Un’altra problematica dell’Italia è legata ai detenuti in custodia cautelare che continuano a crescere negli anni, fino ad un totale di 9.565 al 31 dicembre 2018, ovvero il 32,8% dei detenuti risulta in attesa di una sentenza definitiva. È importante sottolineare come nel 2017 nel 60,4% dei casi di suicidio il soggetto era privo di una condanna (Associazione Antigone, 2019). Un dato sicuramente eclatante è quello legato ai suicidi, il 2018, infatti, si è chiuso con 67 suicidi; era dal 2009 che non si registrava un dato simile. In concomitanza con questo dato bisogna considerare come altri eventi critici, quali il malessere, atti di autolesionismo, atti di contenimento, tentati suicidi, manifestazioni di protesta individuale e collettive, sono in aumento dal 2015. Sono in aumento, inoltre, anche gli atti di aggressione tra detenuti e contro il personale di polizia penitenziaria, le infrazioni disciplinari e l’isolamento disciplinare. In date 31 dicembre 2017, i detenuti tossicodipendenti erano 14.706 su una popolazione di 57.608, ovvero un 25,53%.

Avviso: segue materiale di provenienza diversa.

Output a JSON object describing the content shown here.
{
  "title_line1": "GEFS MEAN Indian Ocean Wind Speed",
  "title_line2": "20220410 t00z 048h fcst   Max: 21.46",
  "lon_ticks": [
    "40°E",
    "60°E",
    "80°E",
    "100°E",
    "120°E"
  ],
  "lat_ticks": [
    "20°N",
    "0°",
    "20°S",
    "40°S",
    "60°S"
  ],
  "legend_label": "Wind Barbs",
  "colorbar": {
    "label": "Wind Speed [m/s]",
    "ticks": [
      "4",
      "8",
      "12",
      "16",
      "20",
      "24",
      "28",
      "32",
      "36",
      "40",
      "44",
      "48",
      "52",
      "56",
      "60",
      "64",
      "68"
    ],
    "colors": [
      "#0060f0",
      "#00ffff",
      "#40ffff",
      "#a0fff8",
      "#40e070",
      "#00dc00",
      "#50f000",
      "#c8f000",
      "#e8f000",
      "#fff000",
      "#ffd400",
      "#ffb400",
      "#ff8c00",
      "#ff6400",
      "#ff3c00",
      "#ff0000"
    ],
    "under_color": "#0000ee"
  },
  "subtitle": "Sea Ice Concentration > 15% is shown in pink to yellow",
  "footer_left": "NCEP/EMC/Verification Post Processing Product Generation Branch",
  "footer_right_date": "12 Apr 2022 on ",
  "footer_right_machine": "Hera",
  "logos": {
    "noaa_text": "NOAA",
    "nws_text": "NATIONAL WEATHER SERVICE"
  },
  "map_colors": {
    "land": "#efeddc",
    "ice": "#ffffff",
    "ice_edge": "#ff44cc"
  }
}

Infine, risulta opportuno sottolineare le richieste d’aiuto fatte dai detenuti al Difensore Civico di Antigone. Le segnalazioni sono relative alla mancanza di vari diritti, tra cui alla salute, alla territorialità, al lavoro, alla formazione, alla studio e così via. Altre problematiche sono ovviamente legate al sovraffollamento degli spazi detentivi ma anche alle violenze da parte della polizia penitenziaria (Associazione Antigone, 2019). La situazione italiana sembra ancora stare in un limbo: da un lato si stanno iniziando a prendere provvedimenti per attuare migliorie ma, dall’altro, sembrano ancora esserci molti problemi che purtroppo non trovano una facile soluzione.